The few churches in Pyongyang are maintained by the state in order to give the appearance of religious practice; congregants are actors bussed in to services for the benefit of tourists.

It hasn’t always been this way. North Korea actually has a long history with Christianity. Catholic missionaries first arrived on the Korean Peninsula in 1784. There, prominent Korean Studies historian Andrei Lankov reports, the Church took root with such success that by the 1920s, Pyongyang was known among missionaries as “the Jerusalem of the East.” Kim Il-sung himself grew up in a Christian household, and was reportedly a church organist as a teenager.

In her book Escape from North Korea, journalist Melanie Kirkpatrick writes of North Korea’s underground church. Figures reporting on the size of such organizations are inherently subject to inaccuracy, but her estimate puts their number at 200,000 to 400,000 adherents, somewhere around 1% of North Korea’s population.

Though their numbers are small, Christians in North Korea are important for at least two key reasons. First, they are faithful in quiet opposition to an ideology of state propaganda that amounts to a religion of dictator worship. The modest ideological diversity they represent is anathema to authoritarianism and may constitute the seeds of a freer future North Korea.

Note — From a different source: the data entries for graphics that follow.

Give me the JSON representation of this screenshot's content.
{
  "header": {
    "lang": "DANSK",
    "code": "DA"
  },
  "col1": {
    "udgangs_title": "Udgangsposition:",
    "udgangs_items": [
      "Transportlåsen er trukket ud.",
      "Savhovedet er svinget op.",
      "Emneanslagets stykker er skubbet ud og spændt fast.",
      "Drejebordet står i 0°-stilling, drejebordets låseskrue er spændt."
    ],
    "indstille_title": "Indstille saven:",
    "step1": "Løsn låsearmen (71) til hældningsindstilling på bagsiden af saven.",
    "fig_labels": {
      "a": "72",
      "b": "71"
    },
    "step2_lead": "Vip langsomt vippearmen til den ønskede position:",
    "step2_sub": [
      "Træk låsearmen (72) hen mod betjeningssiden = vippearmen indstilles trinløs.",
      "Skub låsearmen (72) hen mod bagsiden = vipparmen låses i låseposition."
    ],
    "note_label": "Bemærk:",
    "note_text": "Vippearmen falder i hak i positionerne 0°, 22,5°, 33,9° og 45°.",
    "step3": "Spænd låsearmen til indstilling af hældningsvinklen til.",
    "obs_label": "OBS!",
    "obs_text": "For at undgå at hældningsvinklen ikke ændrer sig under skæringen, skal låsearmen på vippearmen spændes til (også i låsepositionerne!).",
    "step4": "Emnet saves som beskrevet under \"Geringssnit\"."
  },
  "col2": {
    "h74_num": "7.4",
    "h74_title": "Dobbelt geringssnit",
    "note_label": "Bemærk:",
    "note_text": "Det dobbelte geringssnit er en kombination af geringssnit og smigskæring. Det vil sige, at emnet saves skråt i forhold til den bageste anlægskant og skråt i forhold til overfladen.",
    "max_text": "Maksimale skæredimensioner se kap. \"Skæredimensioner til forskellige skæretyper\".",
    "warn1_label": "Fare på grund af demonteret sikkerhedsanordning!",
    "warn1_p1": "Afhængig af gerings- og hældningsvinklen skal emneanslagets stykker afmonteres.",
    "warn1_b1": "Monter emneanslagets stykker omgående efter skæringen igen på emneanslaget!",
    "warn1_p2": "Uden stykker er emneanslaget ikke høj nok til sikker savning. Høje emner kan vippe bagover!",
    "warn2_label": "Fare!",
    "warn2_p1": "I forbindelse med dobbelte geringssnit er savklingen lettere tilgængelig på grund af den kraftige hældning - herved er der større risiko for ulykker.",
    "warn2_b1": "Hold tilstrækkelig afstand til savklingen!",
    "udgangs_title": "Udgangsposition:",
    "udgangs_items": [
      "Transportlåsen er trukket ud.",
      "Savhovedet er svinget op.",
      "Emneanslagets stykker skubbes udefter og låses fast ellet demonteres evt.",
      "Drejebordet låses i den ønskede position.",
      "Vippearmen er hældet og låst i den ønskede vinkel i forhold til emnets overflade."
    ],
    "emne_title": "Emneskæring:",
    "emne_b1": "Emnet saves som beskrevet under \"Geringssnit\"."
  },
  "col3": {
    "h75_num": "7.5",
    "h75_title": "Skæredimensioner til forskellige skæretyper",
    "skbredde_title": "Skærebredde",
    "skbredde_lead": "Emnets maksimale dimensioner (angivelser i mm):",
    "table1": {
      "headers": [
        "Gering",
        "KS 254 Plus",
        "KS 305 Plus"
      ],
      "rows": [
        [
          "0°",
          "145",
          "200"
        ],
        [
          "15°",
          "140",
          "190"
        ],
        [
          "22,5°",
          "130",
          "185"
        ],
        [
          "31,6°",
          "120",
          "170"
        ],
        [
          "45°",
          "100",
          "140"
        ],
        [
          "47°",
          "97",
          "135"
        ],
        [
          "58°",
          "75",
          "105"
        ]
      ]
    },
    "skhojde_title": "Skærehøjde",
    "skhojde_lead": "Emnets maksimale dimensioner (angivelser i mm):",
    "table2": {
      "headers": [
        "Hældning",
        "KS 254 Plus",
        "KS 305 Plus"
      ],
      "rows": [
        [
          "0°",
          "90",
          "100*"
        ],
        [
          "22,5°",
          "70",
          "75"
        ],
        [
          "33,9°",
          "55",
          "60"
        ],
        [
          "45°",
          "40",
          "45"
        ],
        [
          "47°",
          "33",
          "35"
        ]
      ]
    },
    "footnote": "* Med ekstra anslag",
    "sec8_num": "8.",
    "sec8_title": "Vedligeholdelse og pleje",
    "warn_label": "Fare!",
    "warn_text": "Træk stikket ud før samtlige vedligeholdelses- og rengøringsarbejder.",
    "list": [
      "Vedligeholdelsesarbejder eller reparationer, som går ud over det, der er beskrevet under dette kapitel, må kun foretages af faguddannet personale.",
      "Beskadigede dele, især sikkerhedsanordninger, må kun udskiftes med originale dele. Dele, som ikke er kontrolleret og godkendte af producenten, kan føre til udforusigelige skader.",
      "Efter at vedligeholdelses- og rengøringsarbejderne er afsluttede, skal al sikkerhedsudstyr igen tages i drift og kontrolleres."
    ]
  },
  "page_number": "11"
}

Second, Christians are key actors in what Kirkpatrick calls Asia’s underground railroad – a network of safe houses that help North Korean defectors escape to China and beyond. Defectors’ testimonies bring to light the heinous human rights abuses of the Kim regime, which will eventually oblige the international community to respond. The defectors also reach out to their family and friends in North Korea with reports of the outside world, exposing what the state propaganda calls “paradise on earth” for the hellish prison it really is.